Nel verbale ci sono i nomi di “Paolo Vaccarella, quello dell’House bar”, di “Giovanni Visconti, metalli, che usciva 750 a Natale 750 a Pasqua”, di “Antonino Giacalone quello del bar Messina, questo paga ogni mese”, di “Antonio Pellegrino questo è quello che ha il negozio dei pezzi di ricambio questo di qua escono solamente le ceste una volta all’anno”, di “Fabrizio Aruta, il gommista una volta l’anno pagava per le ceste”, di “Rosario Carmelo Fulvo (meccanico ndr) quando ha aperto ha uscito 200 euro”, di “Giuseppe Lo Negro”. di “Salvatore Giardina del panificio”. di “Vincenzo Sinagra di Eurocasa”.
“C’è di mezzo il suocero”
Salvatore Meli, titolare del Bar Tiffany, avrebbe negato il pizzo preteso da Di Fede e Salvatore Gucciardi: “Lui pagava 250 euro al mese, questo è il suocero di Totò Gucciardi (arrestato nel blitz denominato “Stirpe”), contribuiva direttamente lui a Totò perché ci viene suocero poi quando è uscito Totò se la sbrigava direttamente con Maurizio (Maurizio Di Fede ndr).
Il macellaio “Francesco Paolo Sparacello, era intimorito dice per favore non mi mettete nella lista non vorrei che io magari dovessi passare i guai.
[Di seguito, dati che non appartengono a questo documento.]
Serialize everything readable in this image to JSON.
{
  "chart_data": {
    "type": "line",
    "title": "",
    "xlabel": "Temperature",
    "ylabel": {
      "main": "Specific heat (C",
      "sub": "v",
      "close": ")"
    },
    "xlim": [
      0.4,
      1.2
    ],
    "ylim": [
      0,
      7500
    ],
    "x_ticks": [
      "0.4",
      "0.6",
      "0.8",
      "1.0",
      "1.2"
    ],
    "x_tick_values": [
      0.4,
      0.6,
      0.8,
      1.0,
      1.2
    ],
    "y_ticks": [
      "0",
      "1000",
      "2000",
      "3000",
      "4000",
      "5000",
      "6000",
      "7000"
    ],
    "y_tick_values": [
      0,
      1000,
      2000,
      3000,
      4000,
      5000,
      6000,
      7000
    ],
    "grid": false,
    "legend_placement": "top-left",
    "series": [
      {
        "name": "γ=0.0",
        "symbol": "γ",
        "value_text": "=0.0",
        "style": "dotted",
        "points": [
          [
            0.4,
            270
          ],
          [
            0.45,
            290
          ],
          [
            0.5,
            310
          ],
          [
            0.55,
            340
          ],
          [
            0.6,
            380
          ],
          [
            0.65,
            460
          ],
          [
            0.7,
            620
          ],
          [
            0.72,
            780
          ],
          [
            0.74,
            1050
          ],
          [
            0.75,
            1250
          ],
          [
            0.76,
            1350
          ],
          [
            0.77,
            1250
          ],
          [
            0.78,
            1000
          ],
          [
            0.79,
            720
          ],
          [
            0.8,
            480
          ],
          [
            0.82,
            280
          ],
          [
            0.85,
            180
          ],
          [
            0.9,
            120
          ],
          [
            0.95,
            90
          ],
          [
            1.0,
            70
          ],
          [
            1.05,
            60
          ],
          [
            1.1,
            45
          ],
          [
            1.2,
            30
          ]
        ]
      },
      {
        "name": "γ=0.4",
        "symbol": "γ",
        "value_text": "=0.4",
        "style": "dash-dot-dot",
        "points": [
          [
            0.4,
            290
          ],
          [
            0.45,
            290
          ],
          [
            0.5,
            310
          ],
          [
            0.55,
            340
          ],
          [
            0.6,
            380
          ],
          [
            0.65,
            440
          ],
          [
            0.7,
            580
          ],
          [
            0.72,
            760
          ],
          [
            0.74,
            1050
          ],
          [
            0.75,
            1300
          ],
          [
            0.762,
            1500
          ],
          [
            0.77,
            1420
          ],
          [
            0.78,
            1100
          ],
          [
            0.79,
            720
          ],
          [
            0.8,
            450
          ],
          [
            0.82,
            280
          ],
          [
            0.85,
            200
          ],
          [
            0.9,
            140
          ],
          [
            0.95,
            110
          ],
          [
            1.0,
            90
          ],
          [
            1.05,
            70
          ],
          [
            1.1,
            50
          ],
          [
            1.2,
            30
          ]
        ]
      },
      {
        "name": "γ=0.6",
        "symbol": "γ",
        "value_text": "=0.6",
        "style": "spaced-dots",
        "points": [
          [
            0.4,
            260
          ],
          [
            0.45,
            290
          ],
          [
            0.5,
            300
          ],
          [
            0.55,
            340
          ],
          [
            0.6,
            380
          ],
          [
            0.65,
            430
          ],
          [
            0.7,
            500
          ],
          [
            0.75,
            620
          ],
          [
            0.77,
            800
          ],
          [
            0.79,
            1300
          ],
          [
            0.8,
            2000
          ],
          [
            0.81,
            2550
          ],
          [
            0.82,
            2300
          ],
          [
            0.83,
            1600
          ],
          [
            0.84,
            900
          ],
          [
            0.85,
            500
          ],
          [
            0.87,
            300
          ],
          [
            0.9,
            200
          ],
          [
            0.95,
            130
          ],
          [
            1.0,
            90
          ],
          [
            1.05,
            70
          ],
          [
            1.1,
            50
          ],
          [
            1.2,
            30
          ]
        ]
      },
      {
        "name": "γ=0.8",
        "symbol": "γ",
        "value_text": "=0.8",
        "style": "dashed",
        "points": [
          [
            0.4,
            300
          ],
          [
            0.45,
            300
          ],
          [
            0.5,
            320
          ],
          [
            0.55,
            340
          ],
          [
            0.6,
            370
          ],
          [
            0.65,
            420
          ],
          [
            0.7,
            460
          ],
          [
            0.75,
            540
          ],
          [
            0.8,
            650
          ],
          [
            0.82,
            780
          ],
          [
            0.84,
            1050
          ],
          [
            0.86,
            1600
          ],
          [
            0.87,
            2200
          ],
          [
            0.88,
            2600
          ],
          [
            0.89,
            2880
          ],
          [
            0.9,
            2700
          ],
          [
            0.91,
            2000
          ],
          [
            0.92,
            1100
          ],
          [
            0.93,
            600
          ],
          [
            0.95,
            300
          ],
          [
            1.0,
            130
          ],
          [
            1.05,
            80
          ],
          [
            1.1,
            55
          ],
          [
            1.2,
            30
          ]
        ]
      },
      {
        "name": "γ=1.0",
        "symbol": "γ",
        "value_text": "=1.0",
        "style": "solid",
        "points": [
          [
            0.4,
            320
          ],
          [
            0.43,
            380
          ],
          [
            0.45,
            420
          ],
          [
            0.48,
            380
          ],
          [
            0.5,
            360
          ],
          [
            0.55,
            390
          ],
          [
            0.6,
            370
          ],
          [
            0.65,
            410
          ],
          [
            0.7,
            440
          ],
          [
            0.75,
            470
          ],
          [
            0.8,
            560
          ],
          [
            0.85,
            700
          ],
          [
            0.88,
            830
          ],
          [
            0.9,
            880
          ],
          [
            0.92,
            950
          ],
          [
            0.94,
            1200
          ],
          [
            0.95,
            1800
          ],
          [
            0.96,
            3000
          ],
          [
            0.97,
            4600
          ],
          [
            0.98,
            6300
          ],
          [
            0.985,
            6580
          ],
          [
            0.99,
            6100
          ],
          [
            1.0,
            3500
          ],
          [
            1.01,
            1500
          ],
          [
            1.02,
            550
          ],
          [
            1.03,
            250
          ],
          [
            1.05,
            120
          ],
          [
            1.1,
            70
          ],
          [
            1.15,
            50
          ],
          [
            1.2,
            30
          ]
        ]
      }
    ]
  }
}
Io mai ci sono andato, io lo conosco perché andavo a prendere le cose da mangiare là… neanche facevo cucinare certi giorni a mia moglie”.
Il pizzo lo devono pagare tutti anche gli abusivi. Giacomo Pampillonia, che gestisce una rivendita fuorilegge di carni e frattaglie, “aveva trasformato tipo una specie di laboratorio e lavoravano la carne in un pezzo di giardino. Maurizio mi dice lavora forte se l’è sbrigata lui però non so se c’è andato personalmente o magari ha mandato qualche altro”.